School of Information University of Michigan Ann Arbor, USA.
2022 IEEE Int Conf Digit Health IEEE IDCH 2022 (2022). 2022 Jul;2022:13-22. doi: 10.1109/ICDH55609.2022.00010. Epub 2022 Aug 24.
To promote healthy behaviors, many mobile health applications provide message-based interventions, such as tips, motivational messages, or suggestions for healthy activities. Ideally, the intervention policies should be carefully designed so that users obtain the benefits without being overwhelmed by overly frequent messages. As part of the HeartSteps physical-activity intervention, users receive messages intended to disrupt sedentary behavior. HeartSteps uses an algorithm to uniformly spread out the daily message budget over time, but does not attempt to maximize treatment effects. This limitation motivates constructing a policy to optimize the message delivery decisions for more effective treatments. Moreover, the learned policy needs to be interpretable to enable behavioral scientists to examine it and to inform future theorizing. We address this problem by learning an effective and interpretable policy that reduces sedentary behavior. We propose Optimal Policy Trees + (OPT+), an innovative batch off-policy learning method, that combines a personalized threshold learning and an extension of Optimal Policy Trees under a budget-constrained setting. We implement and test the method using data collected in HeartSteps V2/V3. Computational results demonstrate a significant reduction in sedentary behavior with a lower delivery budget. OPT+ produces a highly interpretable and stable output decision tree thus enabling theoretical insights to guide future research.

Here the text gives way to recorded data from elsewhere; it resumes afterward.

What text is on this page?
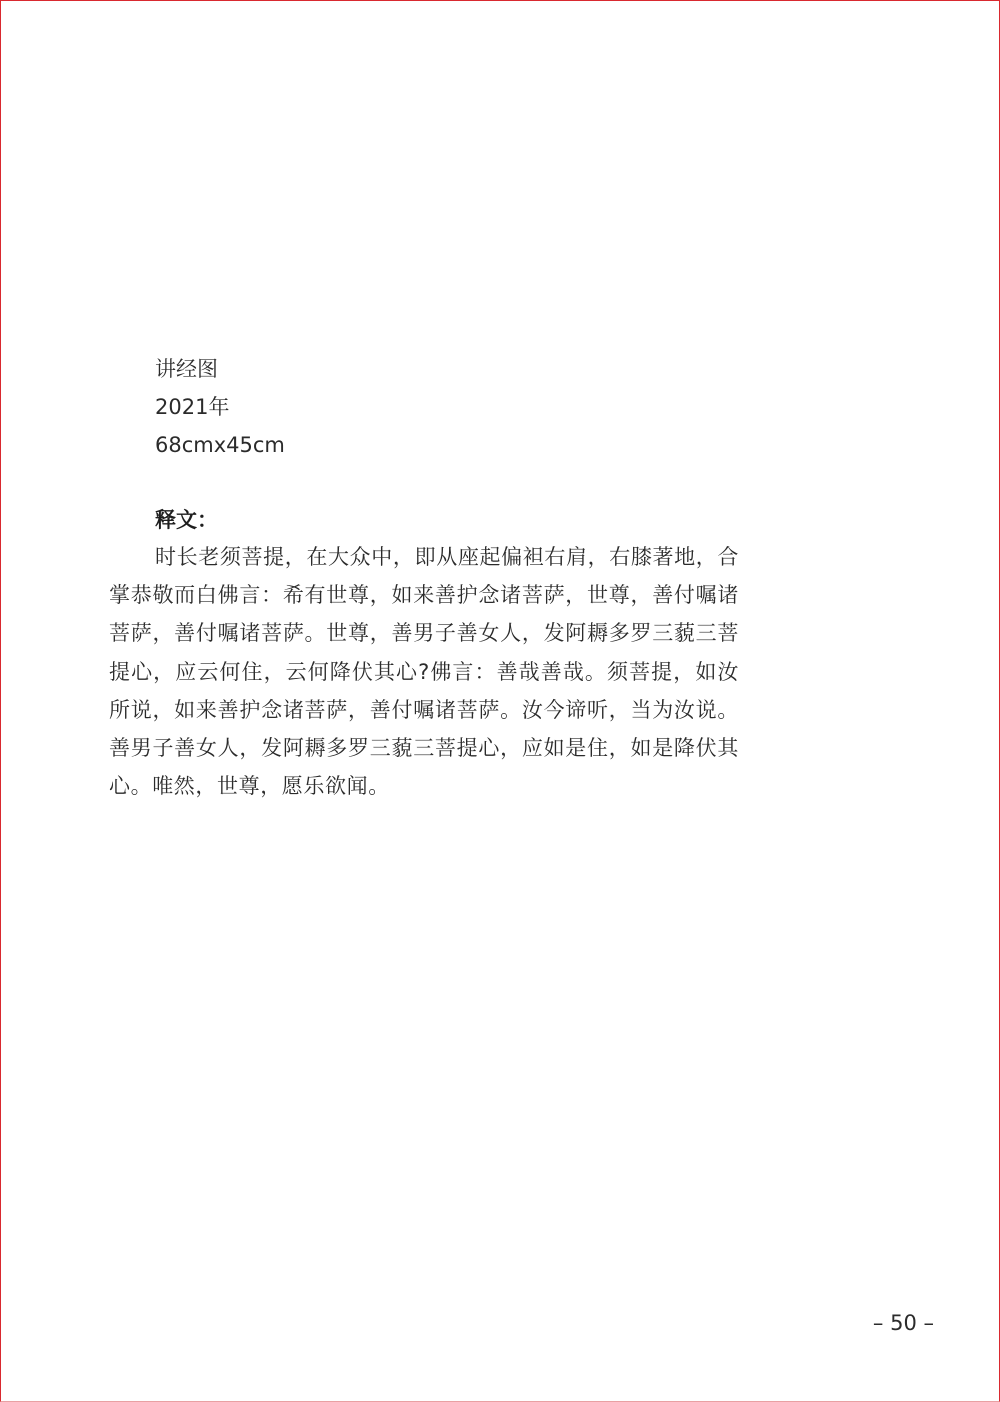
讲经图
2021年
68cmx45cm
释文：

时长老须菩提，在大众中，即从座起偏袒右肩，右膝著地，合掌恭敬而白佛言：希有世尊，如来善护念诸菩萨，世尊，善付嘱诸菩萨，善付嘱诸菩萨。世尊，善男子善女人，发阿耨多罗三藐三菩提心，应云何住，云何降伏其心?佛言：善哉善哉。须菩提，如汝所说，如来善护念诸菩萨，善付嘱诸菩萨。汝今谛听，当为汝说。善男子善女人，发阿耨多罗三藐三菩提心，应如是住，如是降伏其心。唯然，世尊，愿乐欲闻。

– 50 –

为促进健康行为,许多移动健康应用程序提供基于信息的干预措施,如小贴士、激励信息或健康活动建议。理想情况下,干预政策应精心设计,以便用户获得益处,同时又不会被过于频繁的信息淹没。作为“心脏步数”身体活动干预的一部分,用户会收到旨在打破久坐行为的信息。“心脏步数”使用一种算法将每日信息预算随时间均匀分配,但并未试图使治疗效果最大化。这一局限性促使构建一种政策,以优化信息传递决策,实现更有效的治疗。此外,所学习到的政策需要具有可解释性,以便行为科学家能够对其进行审视,并为未来的理论构建提供信息。我们通过学习一种减少久坐行为的有效且可解释的政策来解决这个问题。我们提出了最优政策树+(OPT+),这是一种创新的批量离策略学习方法,它在预算受限的环境下,将个性化阈值学习与最优政策树的扩展相结合。我们使用在“心脏步数”V2/V3中收集的数据来实现和测试该方法。计算结果表明,在较低的传递预算下,久坐行为显著减少。OPT+产生了一个高度可解释且稳定的输出决策树,从而能够提供理论见解来指导未来的研究。